If the probability (P) of an event or outcome is high, we say it is not rare or not uncommon. But, if the P is low, we say it is rare or uncommon. In biostatistics, a rare event or outcome is called significant, whereas a non-rare event is called non-significant. The ‘P’ value at which we regard an event or outcomes as enough to be regarded as significant is called the significance level.[2] In medical research, most commonly P value less than 0.05 or 5% is considered as significant level . However, on justifiable grounds, we may adopt a different standard like P < 0.01 or 1%. Whenever possible, it is better to give actual P values instead of P < 0.05.[13] Even if we have found the true value or population value from sample, we cannot be confident as we are dealing with a part of population only; howsoever big the sample may be. We would be wrong in 5% cases only if we place the population value within 95% confidence limits. Significant or insignificant indicates whether a value is likely or unlikely to occur by chance. ‘P’ indicates probability of relative frequency of occurrence of the difference by chance.

Outliers

Sometimes, when we analyze the data, one value is very extreme from the others. Such value is referred as outliers. This could be due to two reasons. Firstly, the value obtained may be due to chance; in that case, we should keep that value in final analysis as the value is from the same distribution. Secondly, it may be due to mistake. Causes may be listed as typographical or measurement errors. In such cases, these values should be deleted, to avoid invalid results.

One-tailed and Two-tailed Test

When comparing two groups of continuous data, the null hypothesis is that there is no real difference between the groups (A and B). The alternative hypothesis is that there is a real difference between the groups. This difference could be in either direction e.g. A > B or A < B. When there is some sure way to know in advance that the difference could only be in one direction e.g. A > B and when a good ground considers only one possibility, the test is called one-tailed test. Whenever we consider both the possibilities, the test of significance is known as a two-tailed test. For example, when we know that English boys are taller than Indian boys, the result will lie at one end that is one tail distribution, hence one tail test is used. When we are not absolutely sure of the direction of difference, which is usual, it is always better to use two-tailed test.[14] For example, a new drug ‘X’ is supposed to have an antihypertensive activity, and we want to compare it with atenolol. In this case, as we don’t know exact direction of effect of drug ‘X’, so one should prefer two-tailed test. When you want to know the action of particular drug is different from that of another, but the direction is not specific, always use two-tailed test. At present, most of the journals use two-sided P values as a standard norm in biomedical research.[15]
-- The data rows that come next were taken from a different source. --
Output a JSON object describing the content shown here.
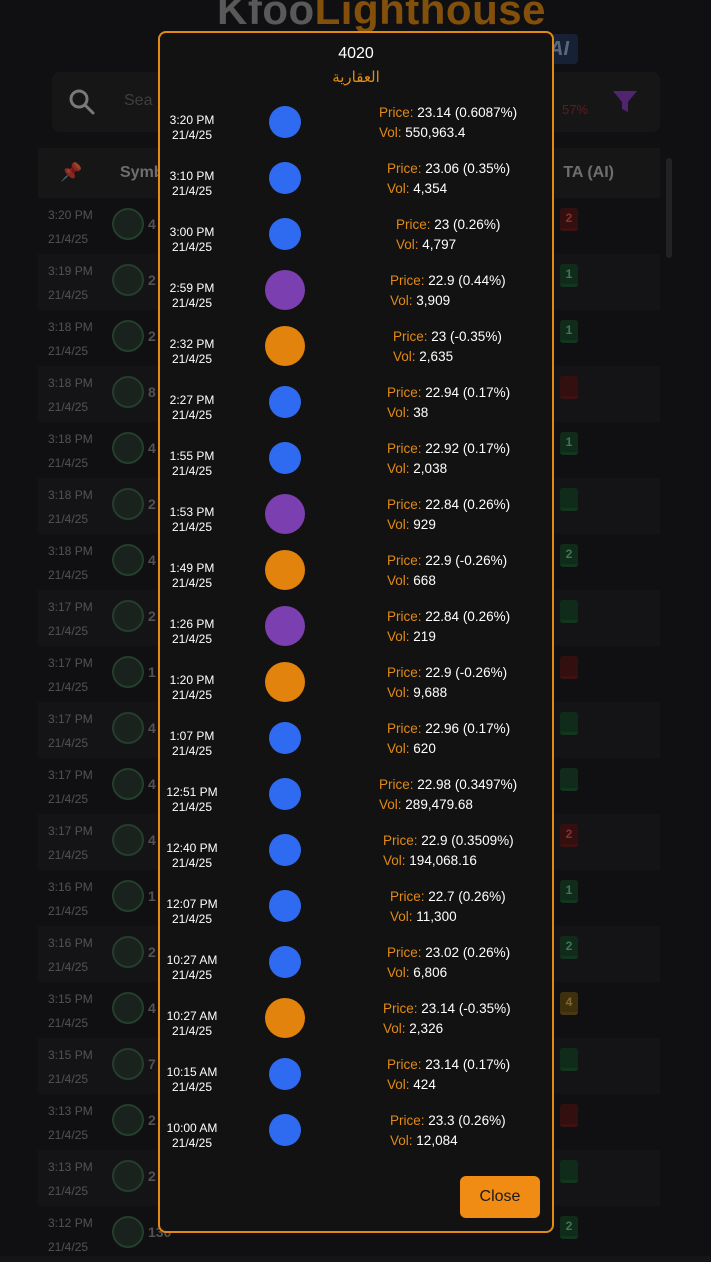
{
  "app": {
    "logo_part1": "Kfoo",
    "logo_part2": "Lighthouse",
    "badge": "AI",
    "search_placeholder": "Sea",
    "search_percent": "57%",
    "table_header": {
      "symbol": "Symb",
      "ta": "TA (AI)"
    },
    "rows": [
      {
        "time": "3:20 PM",
        "date": "21/4/25",
        "num": "4",
        "ta": "2",
        "ta_color": "r"
      },
      {
        "time": "3:19 PM",
        "date": "21/4/25",
        "num": "2",
        "ta": "1",
        "ta_color": "g"
      },
      {
        "time": "3:18 PM",
        "date": "21/4/25",
        "num": "2",
        "ta": "1",
        "ta_color": "g"
      },
      {
        "time": "3:18 PM",
        "date": "21/4/25",
        "num": "8",
        "ta": "",
        "ta_color": "r"
      },
      {
        "time": "3:18 PM",
        "date": "21/4/25",
        "num": "4",
        "ta": "1",
        "ta_color": "g"
      },
      {
        "time": "3:18 PM",
        "date": "21/4/25",
        "num": "2",
        "ta": "",
        "ta_color": "g"
      },
      {
        "time": "3:18 PM",
        "date": "21/4/25",
        "num": "4",
        "ta": "2",
        "ta_color": "g"
      },
      {
        "time": "3:17 PM",
        "date": "21/4/25",
        "num": "2",
        "ta": "",
        "ta_color": "g"
      },
      {
        "time": "3:17 PM",
        "date": "21/4/25",
        "num": "1",
        "ta": "",
        "ta_color": "r"
      },
      {
        "time": "3:17 PM",
        "date": "21/4/25",
        "num": "4",
        "ta": "",
        "ta_color": "g"
      },
      {
        "time": "3:17 PM",
        "date": "21/4/25",
        "num": "4",
        "ta": "",
        "ta_color": "g"
      },
      {
        "time": "3:17 PM",
        "date": "21/4/25",
        "num": "4",
        "ta": "2",
        "ta_color": "r"
      },
      {
        "time": "3:16 PM",
        "date": "21/4/25",
        "num": "1",
        "ta": "1",
        "ta_color": "g"
      },
      {
        "time": "3:16 PM",
        "date": "21/4/25",
        "num": "2",
        "ta": "2",
        "ta_color": "g"
      },
      {
        "time": "3:15 PM",
        "date": "21/4/25",
        "num": "4",
        "ta": "4",
        "ta_color": "y"
      },
      {
        "time": "3:15 PM",
        "date": "21/4/25",
        "num": "7",
        "ta": "",
        "ta_color": "g"
      },
      {
        "time": "3:13 PM",
        "date": "21/4/25",
        "num": "2",
        "ta": "",
        "ta_color": "r"
      },
      {
        "time": "3:13 PM",
        "date": "21/4/25",
        "num": "2",
        "ta": "",
        "ta_color": "g"
      },
      {
        "time": "3:12 PM",
        "date": "21/4/25",
        "num": "130",
        "ta": "2",
        "ta_color": "g"
      }
    ]
  },
  "modal": {
    "title": "4020",
    "subtitle": "العقارية",
    "price_label": "Price:",
    "vol_label": "Vol:",
    "close_label": "Close",
    "colors": {
      "blue": "#2f6bf0",
      "purple": "#7b3fb0",
      "orange": "#e1830c",
      "accent": "#e28a14"
    },
    "trades": [
      {
        "time": "3:20 PM",
        "date": "21/4/25",
        "dot": "blue",
        "price": "23.14 (0.6087%)",
        "vol": "550,963.4"
      },
      {
        "time": "3:10 PM",
        "date": "21/4/25",
        "dot": "blue",
        "price": "23.06 (0.35%)",
        "vol": "4,354"
      },
      {
        "time": "3:00 PM",
        "date": "21/4/25",
        "dot": "blue",
        "price": "23 (0.26%)",
        "vol": "4,797"
      },
      {
        "time": "2:59 PM",
        "date": "21/4/25",
        "dot": "purple",
        "price": "22.9 (0.44%)",
        "vol": "3,909"
      },
      {
        "time": "2:32 PM",
        "date": "21/4/25",
        "dot": "orange",
        "price": "23 (-0.35%)",
        "vol": "2,635"
      },
      {
        "time": "2:27 PM",
        "date": "21/4/25",
        "dot": "blue",
        "price": "22.94 (0.17%)",
        "vol": "38"
      },
      {
        "time": "1:55 PM",
        "date": "21/4/25",
        "dot": "blue",
        "price": "22.92 (0.17%)",
        "vol": "2,038"
      },
      {
        "time": "1:53 PM",
        "date": "21/4/25",
        "dot": "purple",
        "price": "22.84 (0.26%)",
        "vol": "929"
      },
      {
        "time": "1:49 PM",
        "date": "21/4/25",
        "dot": "orange",
        "price": "22.9 (-0.26%)",
        "vol": "668"
      },
      {
        "time": "1:26 PM",
        "date": "21/4/25",
        "dot": "purple",
        "price": "22.84 (0.26%)",
        "vol": "219"
      },
      {
        "time": "1:20 PM",
        "date": "21/4/25",
        "dot": "orange",
        "price": "22.9 (-0.26%)",
        "vol": "9,688"
      },
      {
        "time": "1:07 PM",
        "date": "21/4/25",
        "dot": "blue",
        "price": "22.96 (0.17%)",
        "vol": "620"
      },
      {
        "time": "12:51 PM",
        "date": "21/4/25",
        "dot": "blue",
        "price": "22.98 (0.3497%)",
        "vol": "289,479.68"
      },
      {
        "time": "12:40 PM",
        "date": "21/4/25",
        "dot": "blue",
        "price": "22.9 (0.3509%)",
        "vol": "194,068.16"
      },
      {
        "time": "12:07 PM",
        "date": "21/4/25",
        "dot": "blue",
        "price": "22.7 (0.26%)",
        "vol": "11,300"
      },
      {
        "time": "10:27 AM",
        "date": "21/4/25",
        "dot": "blue",
        "price": "23.02 (0.26%)",
        "vol": "6,806"
      },
      {
        "time": "10:27 AM",
        "date": "21/4/25",
        "dot": "orange",
        "price": "23.14 (-0.35%)",
        "vol": "2,326"
      },
      {
        "time": "10:15 AM",
        "date": "21/4/25",
        "dot": "blue",
        "price": "23.14 (0.17%)",
        "vol": "424"
      },
      {
        "time": "10:00 AM",
        "date": "21/4/25",
        "dot": "blue",
        "price": "23.3 (0.26%)",
        "vol": "12,084"
      }
    ]
  }
}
Importance of Sample Size Determination

Sample is a fraction of the universe. Studying the universe is the best parameter. But, when it is possible to achieve the same result by taking fraction of the universe, a sample is taken. Applying this, we are saving time, manpower, cost, and at the same time, increasing efficiency. Hence, an adequate sample size is of prime importance in biomedical studies. If sample size is too small, it will not give us valid results, and validity in such a case is questionable, and therefore, whole study will be a waste. Furthermore, large sample requires more cost and manpower. It is a misuse of money to enroll more subjects than required. A good small sample is much better than a bad large sample. Hence, appropriate sample size will be ethical to produce precise results.

Factors Influencing Sample Size Include

  • 1)

    Prevalence of particular event or characteristics- If the prevalence is high, small sample can be taken and vice versa. If prevalence is not known, then it can be obtained by a pilot study.

  • 2)

    Probability level considered for accuracy of estimate- If we need more safeguard about conclusions on data, we need a larger sample. Hence, the size of sample would be larger when the safeguard is 99% than when it is only 95%. If only a small difference is expected and if we need to detect even that small difference, then we need a large sample.

  • 3)

    Availability of money, material, and manpower.

  • 4)

    Time bound study curtails the sample size as routinely observed with dissertation work in post graduate courses.

Sample Size Determination and Variance Estimate

To calculate sample size, the formula requires the knowledge of standard deviation or variance, but the population variance is unknown. Therefore, standard deviation has to be estimated. Frequently used sources for estimation of standard deviation are:

  1. A pilot[16] or preliminary sample may be drawn from the population, and the variance computed from the sample may be used as an estimate of standard deviation. Observations used in pilot sample may be counted as a part of the final sample.[17]

  2. Estimates of standard deviation may be accessible from the previous or similar studies,[17] but sometimes, they may not be correct.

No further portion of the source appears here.